# Be advised! Do not eat wahoo!!!



## Boondocks (Oct 6, 2007)

Please be aware, I have recently seen multiple wahoo the size of 30-40lb kings that apparently weigh 70, 80, even as much as 100lbs. Since I have no doubt these posts are accurate, the only feasible explanation is severe lead poisoning. I will monitor the situation and keep all advised. This has been a public service announcement. Thank you.


----------



## Boondocks (Oct 6, 2007)

I crack myself up. Haha


----------



## missplaced_idahoan (Feb 2, 2013)

haha.... well played sir, well played.


----------



## Chris V (Oct 18, 2007)

There was a solid 200+lb, 110lb sword at Sportsmans the other day too....


----------



## Tobiwan (Apr 27, 2012)

Hahaha hilarious


----------



## old sneaky (May 1, 2008)

thats total weight


----------



## coolbluestreak (Jun 27, 2011)

Good one!


----------



## Captain Jake Adams (Oct 3, 2007)

You wouldn't believe all the 25-30 lb snappers brought in our marina every weekend!


----------



## Downtime2 (Sep 27, 2007)

I just looooove the pics with a 20# snapper. Especially the one with 15# of fingers and knuckles holdin' em'....


----------



## 192 (Oct 1, 2007)

My favorite is that guy who had the bobo photoshopped to look like an "89lb" bigeye....:whistling:


----------



## lobsterman (Sep 30, 2007)

Here's my 3 pound snapper.


----------



## Boondocks (Oct 6, 2007)

I was filleting a nice snapper the other day and a kid asked what he weighed. I told him I didn't know cause I didn't weigh him and he wanted to know why. I told him that it's a known fact that if you get near one with a scale it will shrink. I don't think he got it.


----------



## Capt. Delynn (Oct 4, 2007)

WARNING: Never Ever weight them cause Most of the time they stop growing! Did I say most times. I recently saw some pictures from a few of my trips in a write up and those fish have grown a lot since I filleted them.
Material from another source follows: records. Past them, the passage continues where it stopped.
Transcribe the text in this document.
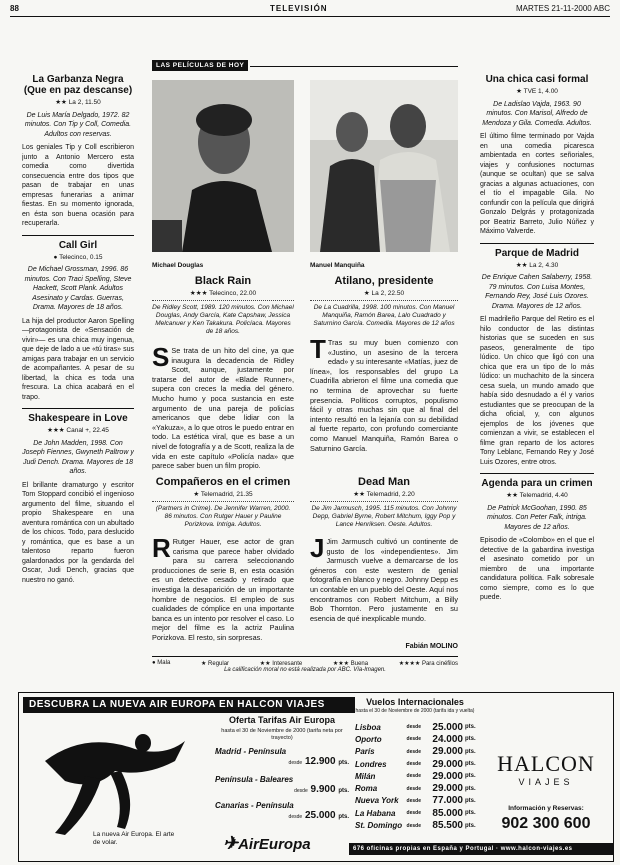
88	TELEVISIÓN	MARTES 21-11-2000 ABC
La Garbanza Negra (Que en paz descanse)
★★ La 2, 11.50
De Luis María Delgado, 1972. 82 minutos. Con Tip y Coll, Comedia. Adultos con reservas.
Los geniales Tip y Coll escribieron junto a Antonio Mercero esta comedia como divertida consecuencia entre dos tipos que pasan de trabajar en unas empresas funerarias a animar fiestas. En su momento ignorada, en ésta son buena ocasión para recuperarla.
Call Girl
● Telecinco, 0.15
De Michael Grossman, 1996. 86 minutos. Con Traci Spelling, Steve Hackett, Scott Plank. Adultos Asesinato y Cardas. Guerras, Drama. Mayores de 18 años.
La hija del productor Aaron Spelling —protagonista de «Sensación de vivir»— es una chica muy ingenua, que deje de lado a ue «tú tiras» sus amigas para trabajar en un servicio de acompañantes. A pesar de su libertad, la chica es toda una frescura. La chica acabará en el trapo.
Shakespeare in Love
★★★ Canal +, 22.45
De John Madden, 1998. Con Joseph Fiennes, Gwyneth Paltrow y Judi Dench. Drama. Mayores de 18 años.
El brillante dramaturgo y escritor Tom Stoppard concibió el ingenioso argumento del filme, situando el propio Shakespeare en una aventura romántica con un abultado de los chicos. Todo, para deslucido y romántica, que es base a un talentoso reparto fueron galardonados por la gendarda del Oscar, Judi Dench, gracias que nuestro no ganó.
LAS PELÍCULAS DE HOY
Michael Douglas	Manuel Manquiña
Black Rain
★★★ Telecinco, 22.00
De Ridley Scott, 1989. 120 minutos. Con Michael Douglas, Andy García, Kate Capshaw, Jessica Melcanuer y Ken Takakura. Policíaca. Mayores de 18 años.
S Se trata de un hito del cine, ya que inaugura la decadencia de Ridley Scott, aunque, justamente por tratarse del autor de «Blade Runner», supera con creces la media del género. Mucho humo y poca sustancia en este argumento de una pareja de policías americanos que debe lidiar con la «Yakuza», a lo que otros le puedo entrar en todo. La estética viral, que es base a un nivel de fotografía y a de Scott, realiza la de vida en este capítulo «Policía nada» que parece saber buen un film propio.
Atilano, presidente
★ La 2, 22.50
De La Cuadrilla, 1998. 100 minutos. Con Manuel Manquiña, Ramón Barea, Lalo Cuadrado y Saturnino García. Comedia. Mayores de 12 años
T Tras su muy buen comienzo con «Justino, un asesino de la tercera edad» y su interesante «Matías, juez de línea», los responsables del grupo La Cuadrilla abrieron el filme una comedia que no termina de aprovechar su fuerte presencia. Políticos corruptos, populismo fácil y otras muchas sin que al final del intento resultó en la lejanía con su debilidad al fuerte reparto, con profundo comerciante como Manuel Manquiña, Ramón Barea o Saturnino García.
Compañeros en el crimen
★ Telemadrid, 21.35
(Partners in Crime). De Jennifer Warren, 2000. 86 minutos. Con Rutger Hauer y Pauline Porizkova. Intriga. Adultos.
R Rutger Hauer, ese actor de gran carisma que parece haber olvidado para su carrera seleccionando producciones de serie B, en esta ocasión es un detective cesado y retirado que investiga la desaparición de un importante hombre de negocios. El empleo de sus cualidades de cómplice en una importante banca es un intento por resolver el caso. Lo mejor del filme es la actriz Paulina Porizkova. El resto, sin sorpresas.
Dead Man
★★ Telemadrid, 2.20
De Jim Jarmusch, 1995. 115 minutos. Con Johnny Depp, Gabriel Byrne, Robert Mitchum, Iggy Pop y Lance Henriksen. Oeste. Adultos.
J Jim Jarmusch cultivó un continente de gusto de los «independientes». Jim Jarmusch vuelve a demarcarse de los géneros con este western de genial fotografía en blanco y negro. Johnny Depp es un contable en un pueblo del Oeste. Aquí nos encontramos con Robert Mitchum, a Billy Bob Thornton. Pero justamente en su esencia de qué inexplicable mundo.
Fabián MOLINO
● Mala	★ Regular	★★ Interesante	★★★ Buena	★★★★ Para cinéfilos
La calificación moral no está realizada por ABC. Vía-Imagen.
Una chica casi formal
★ TVE 1, 4.00
De Ladislao Vajda, 1963. 90 minutos. Con Marisol, Alfredo de Mendoza y Gila. Comedia. Adultos.
El último filme terminado por Vajda en una comedia picaresca ambientada en cortes señoriales, viajes y confusiones nocturnas (aunque se ocultan) que se salva gracias a algunas actuaciones, con el tío el impagable Gila. No confundir con la película que dirigirá Gonzalo Delgrás y protagonizada por Beatriz Barreto, Julio Núñez y Máximo Valverde.
Parque de Madrid
★★ La 2, 4.30
De Enrique Cahen Salaberry, 1958. 79 minutos. Con Luisa Montes, Fernando Rey, José Luis Ozores. Drama. Mayores de 12 años.
El madrileño Parque del Retiro es el hilo conductor de las distintas historias que se suceden en sus paseos, generalmente de tipo lúdico. Un chico que ligó con una chica que era un tipo de lo más lúdico: un muchachito de la sincera cesa suela, un mundo amado que había sido desnudado a él y varios estudiantes que se preocupan de la dicha oficial, y, con algunos ejemplos de los jóvenes que comienzan a vivir, se establecen el filme gran reparto de los actores Tony Leblanc, Fernando Rey y José Luis Ozores, entre otros.
Agenda para un crimen
★★ Telemadrid, 4.40
De Patrick McGoohan, 1990. 85 minutos. Con Peter Falk, intriga. Mayores de 12 años.
Episodio de «Colombo» en el que el detective de la gabardina investiga el asesinato cometido por un miembro de una importante candidatura política. Falk sobresale como siempre, como es lo que puede.
DESCUBRA LA NUEVA AIR EUROPA EN HALCON VIAJES
La nueva Air Europa. El arte de volar.
Oferta Tarifas Air Europa
hasta el 30 de Noviembre de 2000 (tarifa neta por trayecto)
Madrid - Península
desde 12.900 pts.
Península - Baleares
desde 9.900 pts.
Canarias - Península
desde 25.000 pts.
✈AirEuropa
Vuelos Internacionales
hasta el 30 de Noviembre de 2000 (tarifa ida y vuelta)
Lisboa	desde	25.000 pts.
Oporto	desde	24.000 pts.
París	desde	29.000 pts.
Londres	desde	29.000 pts.
Milán	desde	29.000 pts.
Roma	desde	29.000 pts.
Nueva York	desde	77.000 pts.
La Habana	desde	85.000 pts.
St. Domingo desde	85.500 pts.
HALCON
VIAJES
Información y Reservas:
902 300 600
676 oficinas propias en España y Portugal · www.halcon-viajes.es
I just hope everyone knows I did not put those weights with those pictures.


----------



## Yellowrivermudder (Dec 22, 2012)

Fisherman stories should not be exaggerated when photographic evidence is being presented...lol...if you're around other fishermen holding your catch, round down, not up...If you don't know what it is, figure it out, post the pic knowing. lol...we were all beginners at some point...I say let them exaggerate, photo-shop, and manipulate their fish weights...they'll figure it out eventually. It is funny, but to the fisherman who can see the novice in action, they politely offer them advice, try to guide them, and let them do as they need too. Fishing is rarely a sport based on humility.


----------



## pappastratos (Oct 9, 2007)

well, can't trust those northern'ers,,,,,


----------



## Chris V (Oct 18, 2007)

It is a known fact that every snapper in the gulf is 20+lbs


----------



## my3nme (Oct 9, 2007)

Don't usually launch from the end of Marina Rd but did a few days ago. The girl from DNR was there weighting fish as boats came in. As we were pulling out I heard her ask a boat if she could weigh and measure their fish. The proud angler said sure but we didn't keep any under 20#'s. I was looking forward to the show but after they pulled their 8 largest the biggest was 16#'s. the leader of the group said....Gee, I guess we should have kept them iced down better...I couldn't hold back my howl and laughed the whole way home


----------



## catdad100 (Nov 17, 2009)

*fish weight*

Ive had many big snapper disapoint me when I put them on the scale but Im too proud to lie about it but a lot of people would rather give an expert estimate! Id rather know at least within a pound and always keep a running tally in my head the biggest of each species for my boat.


----------



## jcasey (Oct 12, 2007)

That is exactly why I bought a 50 pound digital scale this year. People who I were fishing with were saying "that is a 20-25 pound snapper". After I bought the scales and started weighing them, those 20-25 pound snapper were only 13-15 pounders.


----------



## my3nme (Oct 9, 2007)

Yea the weight is one thing but thinking they didn't have enough ice was another.


----------



## Yellowrivermudder (Dec 22, 2012)

BTT for the BIG fish


----------



## pilotkal (May 31, 2012)

Nice:yes:


----------



## Mullethead (Oct 4, 2007)

If you are 'long arming' you are compensating


----------



## wardicus79 (Apr 12, 2012)

^^^^^ this exactly^^^^


----------